彼女のデザインの特徴は何故か不思議と日本の環境に合う雰囲気を備えていることでしょう。略歴は以下の通りです。

スージー・クーパー略歴

1902年 10月29日に英国のスタッフォドシャーに7人兄弟の末っ子として生まれる。
1918年 地元のバーズレムアートスクールに入学。
1922年 食器販売会社のA.E. Gray & Co.
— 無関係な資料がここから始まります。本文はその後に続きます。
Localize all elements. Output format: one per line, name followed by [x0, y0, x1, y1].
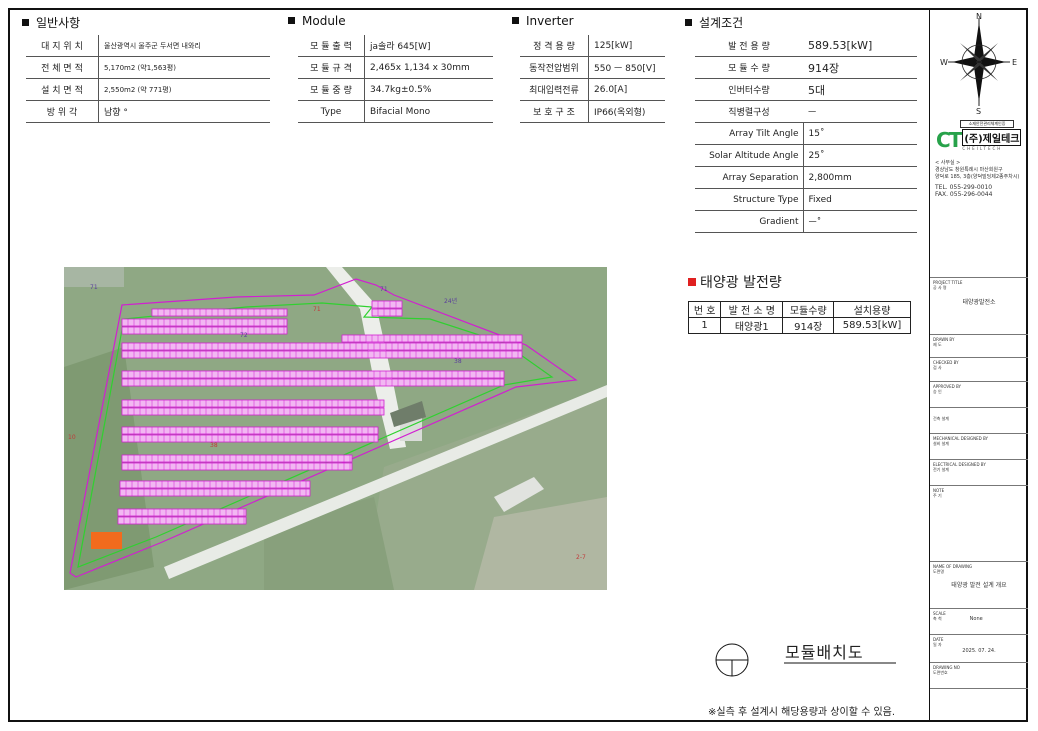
module-layout-drawing: 71 71 71 24년 10 38 38 2-7 72	[64, 267, 607, 590]
generation-title: 태양광 발전량	[688, 272, 782, 292]
drawn-by-cell: DRAWN BY 제 도	[930, 334, 1028, 357]
scale-cell: SCALE 축 척 None	[930, 608, 1028, 634]
project-title-cell: PROJECT TITLE 공 사 명 태양광발전소	[930, 277, 1028, 334]
parcel-label: 38	[454, 358, 462, 365]
module-row	[121, 326, 288, 335]
parcel-label: 38	[210, 442, 218, 449]
architecture-cell: 건축 설계	[930, 407, 1028, 433]
module-row	[119, 488, 311, 497]
module-row	[117, 508, 247, 517]
svg-text:E: E	[1012, 58, 1017, 67]
general-section-title: 일반사항	[22, 14, 80, 31]
company-info: 소재안전관리체계인증 CT (주)제일테크 CHEILTECH < 사무실 > …	[930, 120, 1028, 198]
company-logo: 소재안전관리체계인증 CT (주)제일테크 CHEILTECH	[936, 120, 1022, 152]
drawing-number-cell: DRAWING NO 도면번호	[930, 662, 1028, 688]
general-table: 대 지 위 치 울산광역시 울주군 두서면 내와리 전 체 면 적 5,170m2 …	[26, 35, 270, 123]
electrical-cell: ELECTRICAL DESIGNED BY 전기 설계	[930, 459, 1028, 485]
design-table: 발 전 용 량 589.53[kW] 모 듈 수 량 914장 인버터수량 5대 직병…	[695, 35, 917, 233]
module-row	[119, 480, 311, 489]
title-block: N S W E 소재안전관리체계인증 CT (주)제일테크 CHEILTECH …	[929, 8, 1028, 722]
module-row	[121, 454, 353, 463]
svg-text:W: W	[940, 58, 948, 67]
site-aerial-map: 71 71 71 24년 10 38 38 2-7 72	[64, 267, 607, 590]
module-row	[121, 370, 505, 379]
checked-by-cell: CHECKED BY 검 사	[930, 357, 1028, 381]
inverter-location-marker	[91, 532, 122, 549]
module-row	[121, 318, 288, 327]
drawing-name-cell: NAME OF DRAWING 도면명 태양광 발전 설계 개요	[930, 561, 1028, 608]
module-row	[121, 407, 385, 416]
compass-rose-icon: N S W E	[940, 12, 1017, 116]
date-cell: DATE 일 자 2025. 07. 24.	[930, 634, 1028, 662]
module-row	[121, 399, 385, 408]
module-row	[371, 300, 403, 309]
parcel-label: 71	[313, 306, 321, 313]
parcel-label: 24년	[444, 297, 457, 305]
parcel-label: 72	[240, 332, 248, 339]
inverter-table: 정 격 용 량 125[kW] 동작전압범위 550 ㅡ 850[V] 최대입력전류…	[520, 35, 665, 123]
mechanical-cell: MECHANICAL DESIGNED BY 설비 설계	[930, 433, 1028, 459]
approved-by-cell: APPROVED BY 승 인	[930, 381, 1028, 407]
note-cell: NOTE 주 기	[930, 485, 1028, 561]
svg-text:S: S	[976, 107, 981, 116]
parcel-label: 10	[68, 434, 76, 441]
module-section-title: Module	[288, 14, 346, 28]
parcel-label: 2-7	[576, 554, 586, 561]
module-row	[121, 462, 353, 471]
module-row	[371, 308, 403, 317]
module-row	[121, 378, 505, 387]
module-row	[117, 516, 247, 525]
generation-table: 번 호 발 전 소 명 모듈수량 설치용량 1 태양광1 914장 589.53…	[687, 301, 911, 334]
module-table: 모 듈 출 력 ja솔라 645[W] 모 듈 규 격 2,465x 1,134 x…	[298, 35, 493, 123]
footer-note: ※실측 후 설계시 해당용량과 상이할 수 있음.	[708, 707, 896, 718]
inverter-section-title: Inverter	[512, 14, 574, 28]
module-row	[121, 426, 379, 435]
design-section-title: 설계조건	[685, 14, 743, 31]
parcel-label: 71	[380, 286, 388, 293]
module-row	[121, 434, 379, 443]
module-row	[151, 308, 288, 317]
red-square-icon	[688, 278, 696, 286]
svg-text:N: N	[976, 12, 982, 21]
plan-title: 모듈배치도	[785, 643, 864, 662]
blank-cell	[930, 688, 1028, 722]
parcel-label: 71	[90, 284, 98, 291]
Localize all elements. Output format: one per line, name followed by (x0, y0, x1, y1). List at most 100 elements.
Ltd.に見習いペイントレス(絵付け師)として入社。
1923年 食器のデザインを始める。
1929年 A.E. Gray & Co. Ltd.を退社。
1930年 自分の会社、Susie Cooper Potteryを設立。
1938年 建築家のセシル・ベイカーと結婚。
1938年 代表作パトリシアローズ発表。
1940年 英国での女性初ロイヤルデザイナーとなる。
1943年 長男ティモシー出産。
1950年 ボーンチャイナの生産に着手。
1966年 ウェッジウッドの傘下に入る。
1972年 夫セシル死去。
1987年 ビクトリア&アルバート博物館でスージークーパー展が大々的に開催される。
1995年 7月28日マン島にて死去。享年92歳。彼女の訃報は英国各紙が一面で報じた。